Your example baffles me. I don’t see the need for lift-off or whatever. From a Bayesian perspective, it’s simple: you have a model for what your weight might be, you have a model for the errors of the measurement on the scales, you have some data, and put that all together and you have inference about your weight and about the scales. Under just about any reasonable model I can think of, your inference is that you’ve probably gained about 3 pounds, but there is some probability that all the scales are biased by enough that you’ve gained less than 3 pounds, or possibly more: there will be some posterior distribution that depends on the details of your model, but the point is that this is all plain old deductive reasoning.

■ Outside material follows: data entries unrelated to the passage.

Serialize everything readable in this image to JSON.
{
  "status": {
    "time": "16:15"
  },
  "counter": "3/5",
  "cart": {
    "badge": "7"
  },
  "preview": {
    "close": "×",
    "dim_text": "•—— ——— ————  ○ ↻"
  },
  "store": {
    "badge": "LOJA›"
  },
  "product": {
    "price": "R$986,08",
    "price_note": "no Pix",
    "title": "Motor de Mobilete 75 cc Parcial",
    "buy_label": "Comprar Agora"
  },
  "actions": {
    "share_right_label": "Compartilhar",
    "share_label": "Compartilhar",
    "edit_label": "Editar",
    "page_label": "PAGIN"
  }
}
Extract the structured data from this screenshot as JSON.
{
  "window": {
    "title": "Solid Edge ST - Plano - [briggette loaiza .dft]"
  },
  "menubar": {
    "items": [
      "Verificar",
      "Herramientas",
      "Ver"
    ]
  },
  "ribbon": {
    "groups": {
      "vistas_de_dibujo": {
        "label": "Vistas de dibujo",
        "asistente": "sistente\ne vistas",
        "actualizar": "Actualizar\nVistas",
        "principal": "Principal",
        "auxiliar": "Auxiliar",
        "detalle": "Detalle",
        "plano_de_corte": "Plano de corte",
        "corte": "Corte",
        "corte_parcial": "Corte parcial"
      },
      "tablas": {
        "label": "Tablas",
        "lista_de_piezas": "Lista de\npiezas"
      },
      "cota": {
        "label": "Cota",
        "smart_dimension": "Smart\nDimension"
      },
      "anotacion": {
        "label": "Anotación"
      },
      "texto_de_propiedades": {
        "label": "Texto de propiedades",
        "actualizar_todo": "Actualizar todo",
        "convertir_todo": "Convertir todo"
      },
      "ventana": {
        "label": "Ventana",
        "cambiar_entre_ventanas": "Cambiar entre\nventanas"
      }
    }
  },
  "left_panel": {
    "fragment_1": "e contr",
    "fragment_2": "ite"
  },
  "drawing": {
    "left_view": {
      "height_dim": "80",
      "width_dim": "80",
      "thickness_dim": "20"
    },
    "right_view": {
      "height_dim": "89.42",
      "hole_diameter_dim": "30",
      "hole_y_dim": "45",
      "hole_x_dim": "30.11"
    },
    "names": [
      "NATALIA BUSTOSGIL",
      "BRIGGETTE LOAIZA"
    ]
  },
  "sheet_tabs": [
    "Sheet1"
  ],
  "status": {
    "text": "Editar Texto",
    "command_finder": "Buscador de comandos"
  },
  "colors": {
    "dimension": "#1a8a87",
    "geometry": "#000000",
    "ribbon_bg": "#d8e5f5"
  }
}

Depending on the data, some model expansion might be required. For example, suppose the scales said that you gained 30 pounds, but you’re doubtful: your clothes still fit and you don’t look any bigger than before. Then: (a) you probably will want to expand your model to include possibilities such as, the scale is completely busted, someone’s playing a trick on you, etc., and (b) you’re including additional information in your inference (in this case, information about how your clothes fit and how you look). As I’ve written in various places, this sort of model expansion represents a Cantorian hole in Bayesian inference (or, for that matter, any sort of statistical inference), so it’s something to worry about. But the lift-off thing you’re talking about: I don’t see the need for it as a separate concept. It seems to me that inference for specific cases comes deductively from an assumed model, which is how we go about the world in so many ways.